Wer schon immer etwas gegen Biolebensmittel hatte, wird sich jetzt bestätigt fühlen: Selbst der prominente Ökopionier Herrmannsdorfer Landwerkstätten hat Tieren Antibiotika gegeben, die sein Anbauverband Biokreis ausdrücklich verbietet. Sogar dieser große Betrieb, der bekannteste ökologische Schweinehalter Deutschlands, dieser Medienstar: nun ein Regelbrecher, der dennoch die höheren Preise für angeblich saubere Siegelware kassiert. Lohnt es sich überhaupt noch, Bioprodukte zu kaufen?

Tatsächlich ist der Aufpreis für Biokreis-Lebensmittel gegenüber herkömmlicher Ökoware mit dem geringeren Standard des gesetzlichen EU-Biosiegels kaum noch zu rechtfertigen.

Der Verband hat zwar verboten, die für die Humanmedizin besonders wichtigen Antibiotika im Stall zu verwenden. Aber wenn sich ein Betrieb nicht daran hält, drückt die Organisation beide Augen zu. Gleichzeitig wirbt sie damit, dass sie viel strengere Regeln als die EU-Bioverordnung habe. Da Biokreis hier wegschaut, ist nicht auszuschließen, dass der Verband auch andere Verstöße toleriert. Die Verbraucher werden an der Nase herumgeführt.

Aber Biokreis und die Herrmannsdorfer Landwerkstätten sind nicht „die Ökobranche“. Andere Bioverbände setzen ihre Verbote bestimmter Antibiotika konsequenter um. Klar, es gab auch schon in weiteren Biobetrieben und bei anderen Verbänden Skandale. Die überwiegende Mehrheit der rund 24.000 Biohöfe in Deutschland jedoch bleibt unbescholten. Die Bösewichte sind immer noch die Ausnahme.

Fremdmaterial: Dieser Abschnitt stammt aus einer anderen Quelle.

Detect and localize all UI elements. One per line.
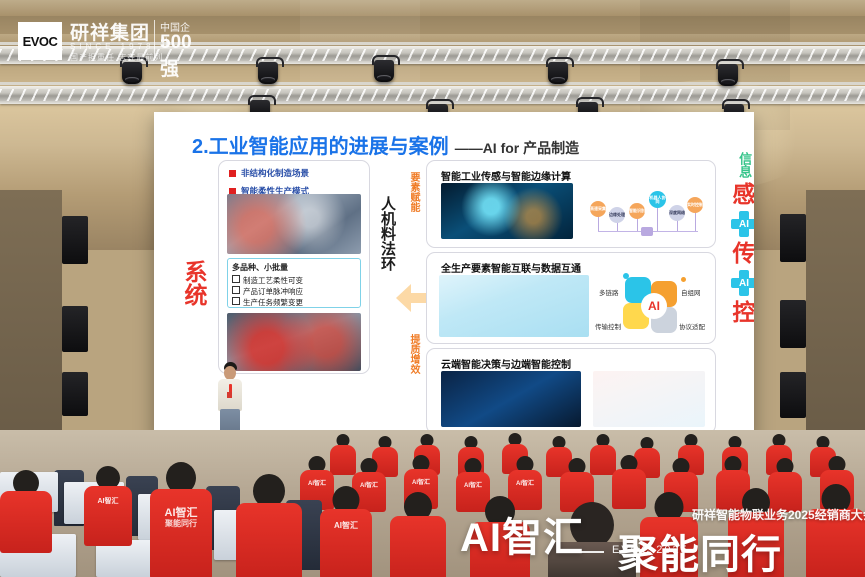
gear-label: 多链路 xyxy=(599,287,619,297)
sublist-item: 生产任务频繁变更 xyxy=(232,297,356,308)
stage-light xyxy=(548,62,568,84)
checkbox-icon xyxy=(232,297,240,305)
label-quality-efficiency: 提质增效 xyxy=(402,334,419,374)
right-card-sensing: 智能工业传感与智能边缘计算 高速采集 边缘处理 智能识别 机器人协同 深度网络 … xyxy=(426,160,716,248)
right-vertical-column: 信息 感 AI 传 AI 控 xyxy=(729,152,754,329)
sublist-item-label: 产品订单脉冲响应 xyxy=(243,287,303,296)
network-plane-image xyxy=(439,275,589,337)
square-bullet-icon xyxy=(229,170,236,177)
stage-light xyxy=(122,62,142,84)
scenario-sublist: 多品种、小批量 制造工艺柔性可变 产品订单脉冲响应 生产任务频繁变更 xyxy=(227,258,361,308)
label-element-empowerment: 要素赋能 xyxy=(402,172,419,212)
node-label: 机器人协同 xyxy=(649,191,666,208)
evoc-logomark-text: EVOC xyxy=(23,34,58,49)
pa-speaker xyxy=(62,216,88,264)
ai-core-label: AI xyxy=(641,293,667,319)
brand-tagline: 国产担重任 志在最前列 xyxy=(70,52,163,63)
factory-photo-bottom xyxy=(227,313,361,371)
slide-title-main: 2.工业智能应用的进展与案例 xyxy=(192,136,449,158)
node-label: 深度网络 xyxy=(669,205,685,221)
checkbox-icon xyxy=(232,286,240,294)
scenario-bullet-label: 非结构化制造场景 xyxy=(241,167,309,179)
sublist-item-label: 生产任务频繁变更 xyxy=(243,298,303,307)
gear-label: 协议适配 xyxy=(679,321,705,331)
node-base xyxy=(641,227,653,236)
label-information: 信息 xyxy=(737,152,751,178)
node-label: 实时控制 xyxy=(687,197,703,213)
stage-light xyxy=(374,60,394,82)
shirt-logo: AI智汇 xyxy=(334,520,358,531)
pa-speaker xyxy=(780,300,806,348)
brand-since: SINCE 1978 xyxy=(70,42,154,51)
pa-speaker xyxy=(780,214,806,262)
dot-cyan xyxy=(623,273,629,279)
sublist-item: 制造工艺柔性可变 xyxy=(232,275,356,286)
attendee-shirt xyxy=(236,503,302,577)
shirt-logo-sub: 聚能同行 xyxy=(165,518,197,529)
node-label: 高速采集 xyxy=(590,201,606,217)
scenario-bullet: 非结构化制造场景 xyxy=(229,167,369,179)
gear-label: 传输控制 xyxy=(595,321,621,331)
cloud-dashboard-image xyxy=(441,371,581,427)
node-label: 边缘处理 xyxy=(609,207,625,223)
gear-label: 自组网 xyxy=(681,287,701,297)
ai-plus-icon: AI xyxy=(731,270,754,296)
left-scenario-card: 非结构化制造场景 智能柔性生产模式 多品种、小批量 制造工艺柔性可变 产品订单脉… xyxy=(218,160,370,374)
brand-company-name: 研祥集团 xyxy=(70,18,150,45)
factory-photo-top xyxy=(227,194,361,254)
slide-content: 2.工业智能应用的进展与案例——AI for 产品制造 系统 非结构化制造场景 … xyxy=(154,112,754,442)
shirt-logo: AI智汇 xyxy=(516,478,534,487)
stage-light xyxy=(258,62,278,84)
left-arrow-shaft xyxy=(410,293,426,303)
presentation-screen: 2.工业智能应用的进展与案例——AI for 产品制造 系统 非结构化制造场景 … xyxy=(154,112,754,442)
sublist-heading: 多品种、小批量 xyxy=(232,262,356,273)
sublist-item: 产品订单脉冲响应 xyxy=(232,286,356,297)
ai-plus-label: AI xyxy=(731,211,754,237)
sensing-node-diagram: 高速采集 边缘处理 智能识别 机器人协同 深度网络 实时控制 xyxy=(587,183,705,241)
attendee-foreground-mid xyxy=(236,474,302,577)
gear-ai-diagram: AI 多链路 自组网 传输控制 协议适配 xyxy=(599,273,707,339)
right-card-cloud-edge: 云端智能决策与边端智能控制 xyxy=(426,348,716,434)
pa-speaker xyxy=(780,372,806,418)
banner-rule xyxy=(562,551,604,553)
banner-event-name: 研祥智能物联业务2025经销商大会 xyxy=(692,506,865,523)
ai-plus-icon: AI xyxy=(731,211,754,237)
presenter-head xyxy=(224,366,236,380)
left-arrow-icon xyxy=(396,284,411,312)
edge-control-diagram xyxy=(593,371,705,427)
label-man-machine-material-method-environment: 人机料法环 xyxy=(376,196,396,271)
evoc-logomark: EVOC xyxy=(18,22,62,60)
label-system: 系统 xyxy=(172,260,206,306)
checkbox-icon xyxy=(232,275,240,283)
right-card-title: 全生产要素智能互联与数据互通 xyxy=(441,260,581,275)
label-control: 控 xyxy=(729,301,754,324)
ai-plus-label: AI xyxy=(731,270,754,296)
node-label: 智能识别 xyxy=(629,203,645,219)
right-card-title: 云端智能决策与边端智能控制 xyxy=(441,356,571,371)
dot-orange xyxy=(681,277,686,282)
edge-computing-image xyxy=(441,183,573,239)
conference-photo: EVOC 研祥集团 SINCE 1978 国产担重任 志在最前列 中国企业 50… xyxy=(0,0,865,577)
sublist-item-label: 制造工艺柔性可变 xyxy=(243,276,303,285)
label-transmit: 传 xyxy=(729,242,754,265)
logo-divider xyxy=(154,20,155,60)
label-sense: 感 xyxy=(729,183,754,206)
venue-brand-logo: EVOC 研祥集团 SINCE 1978 国产担重任 志在最前列 中国企业 50… xyxy=(18,18,198,62)
pa-speaker xyxy=(62,306,88,352)
shirt-logo: AI智汇 xyxy=(464,480,482,489)
banner-headline-1: AI智汇 xyxy=(460,505,584,563)
slide-title: 2.工业智能应用的进展与案例——AI for 产品制造 xyxy=(192,130,579,159)
shirt-logo: AI智汇 xyxy=(98,496,119,506)
right-card-interconnect: 全生产要素智能互联与数据互通 AI 多链路 自组网 传输控制 协议适配 xyxy=(426,252,716,344)
pa-speaker xyxy=(62,372,88,416)
brand-award-line-2: 500强 xyxy=(160,32,198,81)
event-banner-overlay: AI智汇 聚能同行 EVOC 2025 研祥智能物联业务2025经销商大会 xyxy=(440,495,865,577)
slide-title-sub: ——AI for 产品制造 xyxy=(455,140,579,156)
attendee-shirt xyxy=(150,489,212,577)
attendee-foreground-left: AI智汇 聚能同行 xyxy=(150,462,212,577)
banner-brand-year: EVOC 2025 xyxy=(612,544,689,556)
shirt-logo: AI智汇 xyxy=(412,477,430,486)
right-card-title: 智能工业传感与智能边缘计算 xyxy=(441,168,571,183)
stage-light xyxy=(718,64,738,86)
presenter-lanyard xyxy=(227,392,232,398)
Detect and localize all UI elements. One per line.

Hinzu kommt: Selbst die Skandalhöfe halten ihre Tiere besser als der durchschnittliche konventionelle Betrieb. So war es bei den Biolegehennenfarmen mit zu kleinem Auslauf, die vor einigen Jahren aufflogen. Denn Tiere auf herkömmlichen Höfen haben eben gar keinen Zugang ins Freie. Und die anderen wichtigen Ökoanforderungen hatten auch diese Betriebe erfüllt: etwa Futter, das ohne umweltschädliche Pestizide und Dünger angebaut wurde.

Sogar bei den nun überführten Herrmannsdorfer Landwerkstätten haben die Schweine Auslauf im Freien. Konventionelle Tiere dagegen müssen ihr Leben lang im Stall bleiben, der auch noch viel enger ist als auf Biohöfen. Die Herrmannsdorfer haben meist nur ein Tier pro Tag mit verbotenen Medikamenten behandelt. In herkömmlichen Agrarfabriken werden auf einen Schlag oft Tausende Tiere mit solchen Antibiotika vollgepumpt.

Deshalb muss die Parole lauten: Auf dem Teppich bleiben! Immer noch gilt: Wer Bio kauft, trägt zu einer umwelt- und tierfreundlicheren Landwirtschaft bei.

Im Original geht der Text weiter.